Manifest Destiny and President Polk By Howard Tanzman see note please
A Country of Vast Designs: James K. Polk, the Mexican War and the Conquest of the American Continent (Simon & Schuster America Collection)
Nov 3, 2009
1783 Treaty Ending the Revolutionary War (~890,000 square miles)
1803 Louisiana Purchase (President Jefferson ~820,000 square miles)
1845 Texas Annexation (Presidents Tyler and Polk – ~390,000 square miles)
1846 Oregon Treaty (President Polk – ~285,000 square miles)
1848 Mexican Cession (President Polk – ~530,000 square miles)
1867 Alaska Purchase (President Johnson – ~585,000 square miles)
Three of those events occurred under President James Polk, totaling over 1.1 million square miles.
Polk was a protégé of fellow Tennessean President Andrew Jackson. He served in the House of Representatives and as governor of Tennessee. In 1844, Martin Van Buren was the front runner to receive the Democratic presidential nomination, but after coming out against the annexation of Texas he was unable to obtain the then needed two-thirds majority vote at the Democratic convention. On the ninth ballot, Polk, a dark horse candidate was selected. He defeated Senator Henry Clay, who also opposed the Texas annexation, in one of the closest elections in U.S. history.
Oregon Territory
The Oregon Territory was a peaceful acquisition. Originally four countries had claims over this Territory – Spain, Russia, Great Britain and the United States. Spain gave up its rights in 1819 as part of the treaty ceding Florida to the United States. Russia gave up its rights in the 1820s setting the southern limit of its territory at what is today the current border of Alaska and British Columbia.
In 1818, the United States and Great Britain agreed to a 10-year period of joint occupation while attempting to negotiate a border agreement. Talks during the 1820s did not yield a settlement, so the parties extended the joint occupation agreement with a one-year notice if either party wanted to leave the agreement. The United States proposed extending the 49th parallel Canadian border line from the Rockies to the Pacific. However, the British wanted the border to go South along the Columbia river in the current state of Washington.

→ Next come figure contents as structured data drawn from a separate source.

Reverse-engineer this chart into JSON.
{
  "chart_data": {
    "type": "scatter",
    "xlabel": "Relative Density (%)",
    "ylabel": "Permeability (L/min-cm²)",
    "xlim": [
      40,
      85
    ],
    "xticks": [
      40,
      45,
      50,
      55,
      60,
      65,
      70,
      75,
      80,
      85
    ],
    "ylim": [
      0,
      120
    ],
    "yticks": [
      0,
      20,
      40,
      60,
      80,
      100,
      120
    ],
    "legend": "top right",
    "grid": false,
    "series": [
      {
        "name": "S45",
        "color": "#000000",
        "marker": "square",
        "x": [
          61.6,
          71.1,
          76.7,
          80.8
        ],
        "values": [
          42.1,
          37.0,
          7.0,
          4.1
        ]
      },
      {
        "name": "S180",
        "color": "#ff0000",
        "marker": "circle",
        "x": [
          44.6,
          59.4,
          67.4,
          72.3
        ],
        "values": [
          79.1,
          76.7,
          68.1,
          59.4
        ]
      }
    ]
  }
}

The Democratic party platform of 1844 balanced out the addition of Texas as a slave state with Oregon as a free state. Polk started negotiations with Great Britain over the border and provided the one-year notice of withdrawal from the joint occupation treaty. England responded by sending their navy to the Pacific. Polk was facing a potential war with Mexico and did not want two simultaneous wars. Ultimately, the parties agreed to extend the 49th parallel line, with a jog south to keep Vancouver Island under British control.
Mexican-American War
The annexation of Texas was approved at the end of President John Tyler’s term and finalized in December 1845 under Polk. But the border with Mexico was disputed. The United States felt it was the Rio Grande river as agreed to by Mexico in 1836 when Texas won its independence. Mexico felt the boundary was at the Nueces River near today’s San Antonio.
Polk was a believer in ‘Manifest Destiny’ and wanted to expand the country to the Pacific Coast. Negotiations to purchase California from Mexico, and to extend the border to the Rio Grande, were unsuccessful. In 1846, Polk sent a military force to the Rio Grande river to establish U.S. control. The Mexican army attacked the American force north of Rio Grande. Subsequently, Congress declared war on Mexico in May 1846. Ulysses Grant, who fought in the war, later wrote that sending forces to the border was a purposeful provocation by Polk to start a war: “We were sent to provoke a fight, but it was essential that Mexico should commence it.”
After the United States won the war, the 1948 Treaty of Guadalupe Hidalgo granted the Southwest to America, including the modern states of California, Nevada, New Mexico and Arizona. The United States paid Mexico $15 million for the land, plus paid another $3 million in Mexican debts. On a cost per square mile basis, this was almost twice the cost of the Louisiana Territory.
Slavery divided opinion on the war. Southerners tended to support it, wanting to expand slavery. Some Northerners opposed it, wanting to prevent any slavery expansion. Abraham Lincoln, in Congress at the time, came out against the war. He said the incident at the Rio Grande was over disputed territory, not American soil. He demanded that Polk reveal the exact ‘spot’ where the initial blood had been spilled, becoming known as ‘spotty Lincoln.’ Lincoln, in a letter to his law partner further expressed his concerns about the war – “Allow the President to invade a neighboring nation, whenever he shall deem it necessary to repel an invasion … and you allow him to make war at pleasure.”
Post Presidency of James Polk
When Polk ran for president in 1844, he promised to serve only one term. He kept his promise. Three months after his presidency ended, Polk died, possibly of cholera. His wife lived another 42 years and wore black for all those years. Polk owned slaves and freed them in his will upon his wife’s death. It became a moot point as the slaves were freed by the end of the Civil war, 16 years after Polk’s death, 25 years before his wife died.
Polk’s main legacy is the transformation of the United States into a country that spanned from ‘sea-to-sea.’